Du reste, alors que Bronson et des comparses déjà présents dans leur wagon se lèvent pour déclencher le hold-up pour lequel ils s’étaient donnés rendez-vous là, Delon ne tergiverse pas quand son vis-à-vis tente de dégainer subrepticement, l’abattant sans sourciller au détour d’une séquence ne laissant planer aucun doute sur le caractère impitoyable de son personnage.

Le film est lancé : une attaque d’indiens inopinée contraint alors l’escadron de Tuniques Bleues présent à bord à descendre sur le ballast pour livrer combat, l’un des militaires subissant à son tour la loi de Delon, décidément sardonique à souhait au moment de flinguer ses adversaires.

Débarrassée de cette encombrante escorte, la bande à Bronson fait ensuite sauter le wagon contenant l’objet de leur convoitise, abandonnant subséquemment les passagers en pleine pampa.
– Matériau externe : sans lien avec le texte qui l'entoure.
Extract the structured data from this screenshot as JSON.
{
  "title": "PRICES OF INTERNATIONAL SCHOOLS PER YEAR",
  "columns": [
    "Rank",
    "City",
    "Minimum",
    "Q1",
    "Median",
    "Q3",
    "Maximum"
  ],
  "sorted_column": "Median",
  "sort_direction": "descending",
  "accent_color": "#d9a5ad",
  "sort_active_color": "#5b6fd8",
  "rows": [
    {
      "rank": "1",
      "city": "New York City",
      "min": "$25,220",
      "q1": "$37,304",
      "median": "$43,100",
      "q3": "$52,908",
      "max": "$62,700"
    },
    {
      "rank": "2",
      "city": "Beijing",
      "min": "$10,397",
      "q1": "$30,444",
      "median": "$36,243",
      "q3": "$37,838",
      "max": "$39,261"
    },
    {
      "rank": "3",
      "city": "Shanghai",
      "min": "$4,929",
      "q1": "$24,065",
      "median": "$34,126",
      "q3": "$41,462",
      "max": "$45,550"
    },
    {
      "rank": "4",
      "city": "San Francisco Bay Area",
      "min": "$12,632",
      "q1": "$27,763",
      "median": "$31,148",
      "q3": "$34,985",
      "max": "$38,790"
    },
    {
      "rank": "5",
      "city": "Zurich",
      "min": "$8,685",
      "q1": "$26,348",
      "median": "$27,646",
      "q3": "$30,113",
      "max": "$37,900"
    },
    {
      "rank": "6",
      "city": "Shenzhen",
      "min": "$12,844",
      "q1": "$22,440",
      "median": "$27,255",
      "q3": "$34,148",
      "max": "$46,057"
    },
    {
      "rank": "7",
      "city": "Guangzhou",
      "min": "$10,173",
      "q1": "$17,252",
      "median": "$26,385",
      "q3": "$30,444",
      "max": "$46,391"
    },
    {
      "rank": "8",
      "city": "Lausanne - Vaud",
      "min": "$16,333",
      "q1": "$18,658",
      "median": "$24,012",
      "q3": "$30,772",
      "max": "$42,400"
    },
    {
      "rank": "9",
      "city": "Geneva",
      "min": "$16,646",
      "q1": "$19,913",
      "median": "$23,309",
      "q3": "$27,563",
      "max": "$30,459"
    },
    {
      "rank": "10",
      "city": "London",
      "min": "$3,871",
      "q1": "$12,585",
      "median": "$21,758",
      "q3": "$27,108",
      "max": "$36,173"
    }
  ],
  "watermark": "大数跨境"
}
Fumant le cigare tout en demeurant constamment menaçant, Delon observe les hommes de main de Bronson s’emparer du magot convoyé avant que ce dernier ne s’intéresse au wagon abritant l’ambassadeur du Japon en visite officielle à destination de Washington, gardé par deux samouraïs prêts à se sacrifier en cas de besoin.

La complicité entre Bronson et Delon est patente, eux qui eurent  trois ans plus tôt l’opportunité de tourner ensemble pour Jean Herman dans Adieu l’ami, thriller franco-italien dans lequel le rôle de Bronson devait être initialement tenu par Richard Widmark ; Delon faisant ici derechef couler le sang en supprimant l’alter ego de Toshiro Mifune pour ravir un sabre d’apparat destiné au président des Etats-Unis.

Non content de son énième forfait criminel, Delon tente de doubler Bronson en dynamitant un wagon où celui-ci s’était attardé, le laissant pour mort avant que Mifune ne le capture et s’en aille cheminer en sa compagnie à la poursuite de Delon qui en parallèle exécute à la volée ses sbires pour n’avoir rien à partager avec personne.

La traditionnelle séquence de bivouac entre les deux poursuivants nous vaut quelques dialogues savoureux, Mifune révélant à Bronson tout en lui cuisinant des mets japonais qu’il est capable de dormir en marchant, éradiquant au passage un moustique d’un coup de sabre lors d’un plan demeuré fameux.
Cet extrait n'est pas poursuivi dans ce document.